Título: Só milagre salva Hillary
Autor: Passos, José Meirelles
Fonte: O Globo, 08/05/2008, O Mundo, p. 39

Para analistas, Obama venceu disputa democrata e chances da senadora são ínfimas

Acampanha presidencial de Hillary Clinton acabou, pois a esta altura só um milagre a salvaria. E tudo indica que só mesmo ela ainda acredita em milagres nessa disputa. Tal foi a conclusão a que chegaram ontem, unanimemente, os especialistas no assunto.

Até mesmo conselheiros da candidata admitiram que, mesmo que as regras fossem alteradas em cima da hora, como ela vem pleiteando, de forma a permitir a oficialização dos resultados das primárias realizadas irregularmente em Michigan e na Flórida, Hillary não teria o número suficiente de delegados para vencer.

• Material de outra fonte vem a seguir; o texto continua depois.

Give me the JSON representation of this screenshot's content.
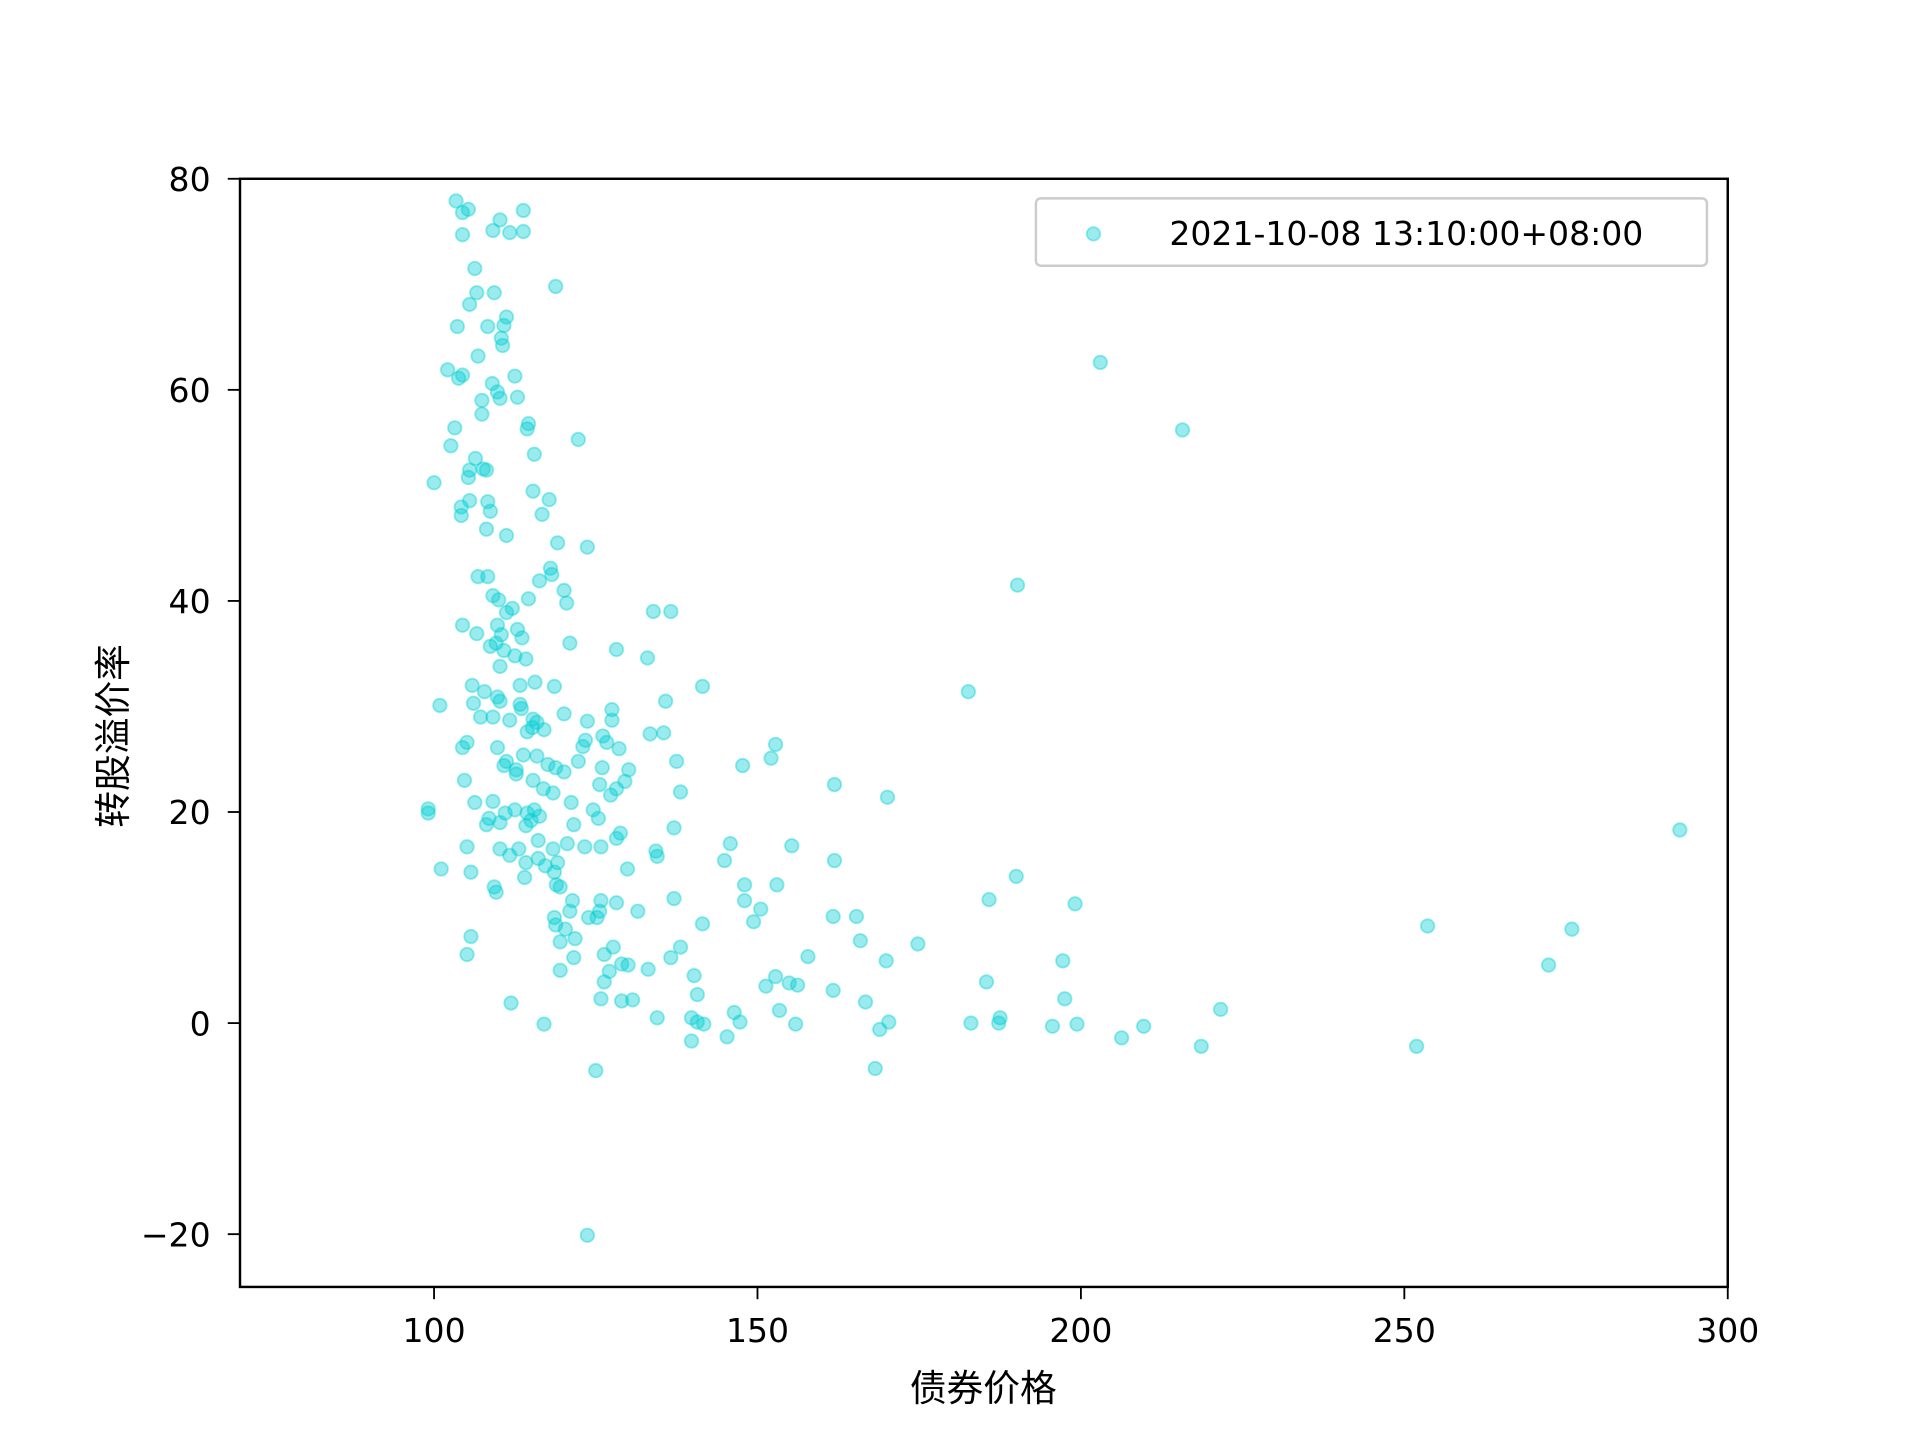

Apesar disso, ela ontem se fez de cega, surda e muda. Viajou ao estado da Virgínia Ocidental, onde haverá votação na próxima terça-feira, e disse num comício que a luta continua:

- Vou permanecer nessa competição até que um candidato seja indicado - disse ela.

Hillary deixou transparecer seu desespero ao dizer que já teria sido indicada candidata se o seu partido usasse as regras do Partido Republicano - em que o vencedor de uma prévia obtém todos os delegados do estado, e não apenas uma parcela proporcional à votação recebida.

Ela também solicitou doações para continuar na disputa. Sua equipe revelou que nos últimos 30 dias Hillary pôs US$6,4 milhões (R$10,6 milhões) do próprio bolso na campanha. Ontem ela se reuniu em Washington com superdelegados (dirigentes, governadores e parlamentares democratas) para pedir apoio.

Esgotadas as suas chances matemáticas, o esforço dela se concentra no convencimento deste grupo de que ela seria uma candidata mais forte do que Obama. A vitória dele na Carolina do Norte, por 16 pontos percentuais, e a derrota por dois em Indiana, na terça-feira, fizeram com que o senador atingisse o índice estimado de 1.847 delegados (são necessários 2.025 para a nomeação) e ela chegasse a 1.687.

Campanha aposta na tática do medo

Obama, portanto, precisa de 178. E há 217 delegados em jogo nas últimas seis primárias, e 278 superdelegados ainda indecisos. Para ser nomeada, Hillary teria de ganhar 100% dos votos nas prévias, e obter o apoio de 121 superdelegados. Ou seja: um milagre.

Assim que os resultados foram consolidados, Tim Russert, da NBC News anunciou:

- Agora já sabemos quem é o candidato democrata, e ninguém vai discordar disso.

Ao mesmo tempo, David Gergen, ex-conselheiro dos presidentes George Nixon, Ronald Reagan, George H. Bush e Bill Clinton, e atualmente comentarista da CNN, concluiu:

- Acho que o pessoal de Hillary sabe que o jogo está quase no fim.

Bob Frankel, analista político da MSNBC, foi mais incisivo:

- Vamos colocar isso logo sobre a mesa: acabou, acabou!

Hillary sofreu um inesperado golpe ontem. O ex-candidato presidencial George McGovern, um dos criadores do sistema de superdelegados, anunciou que retirava o apoio a ela, passando a apoiar Obama. E sugeriu que Hillary deixasse a disputa:

- Não há como os superdelegados irem contra a vontade popular.

O que poderia Hillary fazer? Há um consenso, tanto dentro do seu partido quanto entre os analistas políticos, de que só lhe resta decidir quando e como sair da disputa. Porém, a julgar por uma revelação feita por Harold Ickes, um dos principais estrategistas de sua campanha, Hillary apelará para a tática do medo. Ou seja: tratar de intimidar os superdelegados, alegando que, às vésperas da eleição, poderiam surgir fatos comprometedores sobre Obama, que causariam a derrota do partido na eleição presidencial.

- Ainda não conhecemos Obama o suficiente, e não podemos nos arriscar a ter uma surpresa em cima da hora. Com Hillary como candidata não teríamos esse risco - alegou Ickes.